I had a brief conversation with him at the Expo and took a picture of him, but it took me a while to get back to him to find out if his musical approach to marketing and his leading role in chromatography had anything to do with one another.
Schurer didn’t expect to be the bard of the Expo, but there have been signs that he could be for a long time. Let’s just say that music is in this guy enough that he dropped out of Emory University in the mid-1970s to give music a go. He played in bands and did solo gigs, but it wasn’t looking promising. Besides, he recalled, “I was getting parental pressure up the wazoo” to go back to school. Which he did, earning a business degree at Emory.
But the musical life kept beckoning. “I hit the road after graduation,” he said, playing everything from “rock to pop,” solo or in bands, wherever and whenever he could. “I backed an Elvis impersonator,” he recalled, adding that sometimes things got a bit hairy. “I played in a bar where a girl got shot. It was kind of weird.”
It was between the music gigs where Schurer got his feet into the laboratory supplies industry. His dad owed the Linden, N.J.-based Ace Scientific Supply Company, and he asked David to spend some time in Puerto Rico on a project that was leading edge at the time—developing interfaces between microcomputers and laboratory instruments. That turned into a five-year stint in Puerto Rico during which Schurer split his time between the company and playing music all over the island. It was also a time when he was making industry connections that continue to prove valuable. “I was working with every major pharmaceutical company in Puerto Rico,” he says.
The pull of music, and a longing for home, proved strong, however. In the late 1980s, he returned to Atlanta and became both a musician and an advocate for musicians by starting up the Atlanta Musical Arts Collective (AMAC). All of which was a terrific way to not make money, he pointed out.

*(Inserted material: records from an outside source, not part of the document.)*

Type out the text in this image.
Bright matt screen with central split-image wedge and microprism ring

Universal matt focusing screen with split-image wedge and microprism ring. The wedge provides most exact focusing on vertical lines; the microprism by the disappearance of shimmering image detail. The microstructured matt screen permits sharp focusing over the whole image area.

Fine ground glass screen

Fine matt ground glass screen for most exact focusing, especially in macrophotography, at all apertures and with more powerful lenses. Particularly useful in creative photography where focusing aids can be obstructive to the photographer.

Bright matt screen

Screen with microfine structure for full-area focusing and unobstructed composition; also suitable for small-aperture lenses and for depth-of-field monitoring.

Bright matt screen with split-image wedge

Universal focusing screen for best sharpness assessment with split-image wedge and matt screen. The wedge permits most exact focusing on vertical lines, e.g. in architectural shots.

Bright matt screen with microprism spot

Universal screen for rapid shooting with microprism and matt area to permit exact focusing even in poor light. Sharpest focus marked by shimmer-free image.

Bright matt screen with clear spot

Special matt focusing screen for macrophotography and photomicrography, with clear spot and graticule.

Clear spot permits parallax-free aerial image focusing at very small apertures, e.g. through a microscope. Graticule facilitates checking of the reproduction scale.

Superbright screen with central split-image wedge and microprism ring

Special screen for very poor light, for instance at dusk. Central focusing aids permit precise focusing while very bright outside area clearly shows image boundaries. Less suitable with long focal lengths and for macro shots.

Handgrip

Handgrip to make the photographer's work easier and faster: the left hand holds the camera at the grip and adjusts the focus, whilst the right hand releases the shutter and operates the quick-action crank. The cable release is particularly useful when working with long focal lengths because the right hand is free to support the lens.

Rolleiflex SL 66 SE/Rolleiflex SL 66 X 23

It was one of those pharma connections from Puerto Rico that sent Schurer in a direction that would ultimately make him a regular at ACS expos and put at least a few bucks in his pocket. The reconnection began with Schurer working a booth for a pharmacy company at a Pittcon meeting in Atlanta. In the end, the two started up Sorbent Technologies in 1999 and have been at it ever since.

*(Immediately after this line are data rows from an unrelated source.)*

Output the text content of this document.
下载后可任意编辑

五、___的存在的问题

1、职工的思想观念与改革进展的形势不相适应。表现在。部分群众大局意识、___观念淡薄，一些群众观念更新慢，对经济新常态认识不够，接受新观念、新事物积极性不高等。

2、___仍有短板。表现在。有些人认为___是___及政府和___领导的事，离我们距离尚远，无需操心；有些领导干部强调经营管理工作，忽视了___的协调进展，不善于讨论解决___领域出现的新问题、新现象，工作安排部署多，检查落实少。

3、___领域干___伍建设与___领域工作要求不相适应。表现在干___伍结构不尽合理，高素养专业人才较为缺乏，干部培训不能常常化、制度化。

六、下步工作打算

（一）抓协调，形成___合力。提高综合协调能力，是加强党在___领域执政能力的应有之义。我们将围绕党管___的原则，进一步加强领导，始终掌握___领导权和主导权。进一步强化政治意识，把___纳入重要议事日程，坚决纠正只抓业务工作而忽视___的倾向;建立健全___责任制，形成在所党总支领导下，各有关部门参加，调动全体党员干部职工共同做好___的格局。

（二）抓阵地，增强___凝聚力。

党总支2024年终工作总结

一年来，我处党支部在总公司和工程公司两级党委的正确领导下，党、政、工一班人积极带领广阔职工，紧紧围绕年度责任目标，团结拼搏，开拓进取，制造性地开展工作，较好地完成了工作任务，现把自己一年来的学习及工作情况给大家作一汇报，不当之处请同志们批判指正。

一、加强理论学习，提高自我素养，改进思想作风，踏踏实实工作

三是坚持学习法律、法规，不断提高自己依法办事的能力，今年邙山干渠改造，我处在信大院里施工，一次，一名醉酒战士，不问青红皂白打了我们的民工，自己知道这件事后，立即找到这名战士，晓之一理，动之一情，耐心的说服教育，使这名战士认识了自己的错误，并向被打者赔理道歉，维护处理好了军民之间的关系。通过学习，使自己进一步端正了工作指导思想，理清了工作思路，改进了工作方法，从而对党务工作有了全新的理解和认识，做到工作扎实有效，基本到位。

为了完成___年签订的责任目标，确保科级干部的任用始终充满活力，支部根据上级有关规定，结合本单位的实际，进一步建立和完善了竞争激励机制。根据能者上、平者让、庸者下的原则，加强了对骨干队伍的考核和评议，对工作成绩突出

“What I really liked about this industry is that the guys doing organic synthetic chemistry are like the next Ray Bradbury,” he says, referring to the legendary science fiction writer and futurist. “They are creating the next whatever. More than anybody, the organic chemists are creating the future.”

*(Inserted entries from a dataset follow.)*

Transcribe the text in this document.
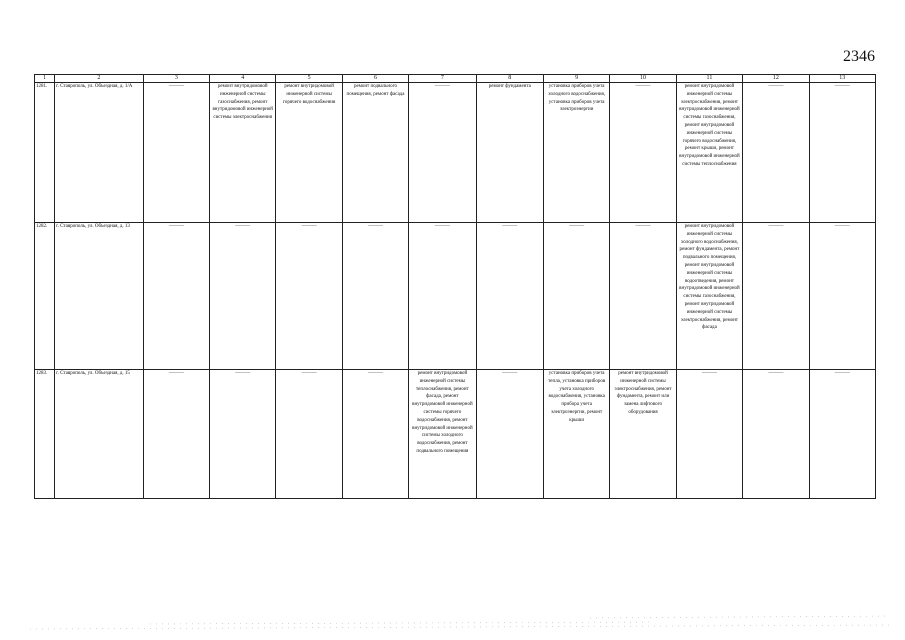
2346
1	2	3	4	5	6	7	8	9	10	11	12	13
1281.	г. Ставрополь, ул. Объездная, д. 1/А	———	ремонт внутридомовой инженерной системы газоснабжения, ремонт внутридомовой инженерной системы электроснабжения	ремонт внутридомовой инженерной системы горячего водоснабжения	ремонт подвального помещения, ремонт фасада	———	ремонт фундамента	установка приборов учета холодного водоснабжения, установка приборов учета электроэнергии	———	ремонт внутридомовой инженерной системы электроснабжения, ремонт внутридомовой инженерной системы газоснабжения, ремонт внутридомовой инженерной системы горячего водоснабжения, ремонт крыши, ремонт внутридомовой инженерной системы теплоснабжения	———	———
1282.	г. Ставрополь, ул. Объездная, д. 13	———	———	———	———	———	———	———	———	ремонт внутридомовой инженерной системы холодного водоснабжения, ремонт фундамента, ремонт подвального помещения, ремонт внутридомовой инженерной системы водоотведения, ремонт внутридомовой инженерной системы газоснабжения, ремонт внутридомовой инженерной системы электроснабжения, ремонт фасада	———	———
1283.	г. Ставрополь, ул. Объездная, д. 15	———	———	———	———	ремонт внутридомовой инженерной системы теплоснабжения, ремонт фасада, ремонт внутридомовой инженерной системы горячего водоснабжения, ремонт внутридомовой инженерной системы холодного водоснабжения, ремонт подвального помещения	———	установка приборов учета тепла, установка приборов учета холодного водоснабжения, установка прибора учета электроэнергии, ремонт крыши	ремонт внутридомовой инженерной системы электроснабжения, ремонт фундамента, ремонт или замена лифтового оборудования	———	———	———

So now he can talk and sing about chromatography—silica sorbents, activated alumina, polymeric resin, columns, flash cartridges, you name it—with his industry, government, and academic clients. “If you call me with a chromatography problem, I will get an answer,” he says, noting that his customer base centers on pharma and contract manufacturers affiliated with pharma.
At the ACS Expo he talked up his company all day with the goal of securing more customers. And now and again, he would pick up his Mini Martin, three-quarters the size of a regular guitar, and let it rip. “It breaks the ice,” he says. It really does. Oh yeah.